- Die Ankündigung von Microsoft zum „agentischen Betriebssystem“ löste im Internet sofort heftige Kritik aus
- Benutzer warnen davor, dass KI-Eingabeaufforderungen Produktivitätstools und wichtige Office-Softwarevorgänge beeinträchtigen könnten
- Viele äußerten ihre Frustration darüber, dass die erzwungene Cloud-Integration ihre regulären Windows-Arbeitsabläufe unterbrach
Microsoft versuchte kürzlich, sein Windows-Betriebssystem als eine Weiterentwicklung zu einem „agentischen Betriebssystem“ darzustellen, das Cloud-Dienste, KI und Geräteverwaltung in einem einheitlichen Erlebnis kombinieren soll – die Ankündigung schlug jedoch schnell fehl und stieß auf heftigen Widerstand.

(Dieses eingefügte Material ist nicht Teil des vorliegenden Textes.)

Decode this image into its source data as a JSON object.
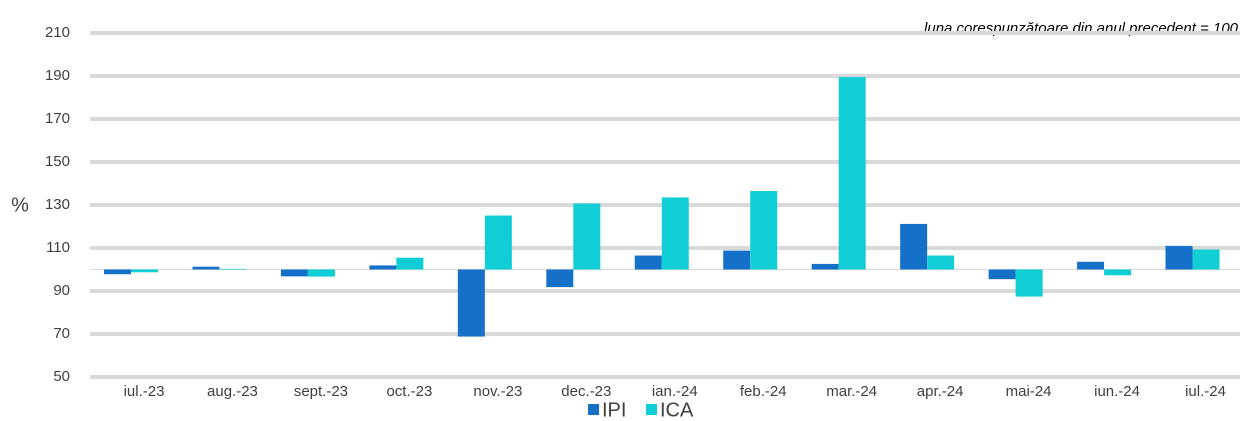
{
  "chart_data": {
    "type": "bar",
    "annotation": "luna corespunzătoare din anul precedent = 100",
    "y_label": "%",
    "baseline": 100,
    "categories": [
      "iul.-23",
      "aug.-23",
      "sept.-23",
      "oct.-23",
      "nov.-23",
      "dec.-23",
      "ian.-24",
      "feb.-24",
      "mar.-24",
      "apr.-24",
      "mai-24",
      "iun.-24",
      "iul.-24"
    ],
    "series": [
      {
        "name": "IPI",
        "color": "#1570c8",
        "values": [
          97.8,
          101.3,
          96.8,
          101.9,
          68.8,
          91.8,
          106.5,
          108.8,
          102.6,
          121.2,
          95.5,
          103.6,
          111.0
        ]
      },
      {
        "name": "ICA",
        "color": "#10cdd6",
        "values": [
          98.7,
          100.3,
          96.7,
          105.5,
          125.1,
          130.7,
          133.5,
          136.5,
          189.5,
          106.5,
          87.4,
          97.3,
          109.3
        ]
      }
    ],
    "ylim": [
      50,
      210
    ],
    "yticks": [
      50,
      70,
      90,
      110,
      130,
      150,
      170,
      190,
      210
    ],
    "grid": true,
    "legend": "bottom"
  }
}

Die Ankündigung des Präsidenten von Windows & Devices Pavan Davuluri sollte Funktionen hervorheben, die auf die Verbesserung der intelligenten Produktivität und die Unterstützung von Grenzunternehmen abzielen.
Der Beitrag löste jedoch eine Welle negativer Reaktionen aus, von denen viele ihre Frustration über die ihrer Meinung nach erzwungenen KI-Tools und unnötigen Cloud-Abhängigkeiten zum Ausdruck brachten.
Davuluri hob die bevorstehende Microsoft Ignite-Veranstaltung als Schaufenster für die neuen Agentenfunktionen von Windows hervor.
Die Führungskraft beschrieb Funktionen, die Arbeitsabläufe durch vernetzte Geräte und KI-gestützte Produktivität transformieren sollen.
Dennoch äußerten normale Benutzer Bedenken, dass diese Funktionen automatisch in allen Windows-Installationen bereitgestellt werden könnten, selbst für diejenigen, die kein Interesse an der Verwendung fortschrittlicher KI-Tools haben.
Die Gegenreaktion in den sozialen Medien konzentrierte sich auf die Wahrnehmung, dass Windows der künstlichen Intelligenz Vorrang vor der Benutzerkontrolle einräumt.
Viele Kommentatoren argumentierten, dass ständige KI-Eingabeaufforderungen und automatische Vorschläge etablierte Arbeitsabläufe beeinträchtigen könnten.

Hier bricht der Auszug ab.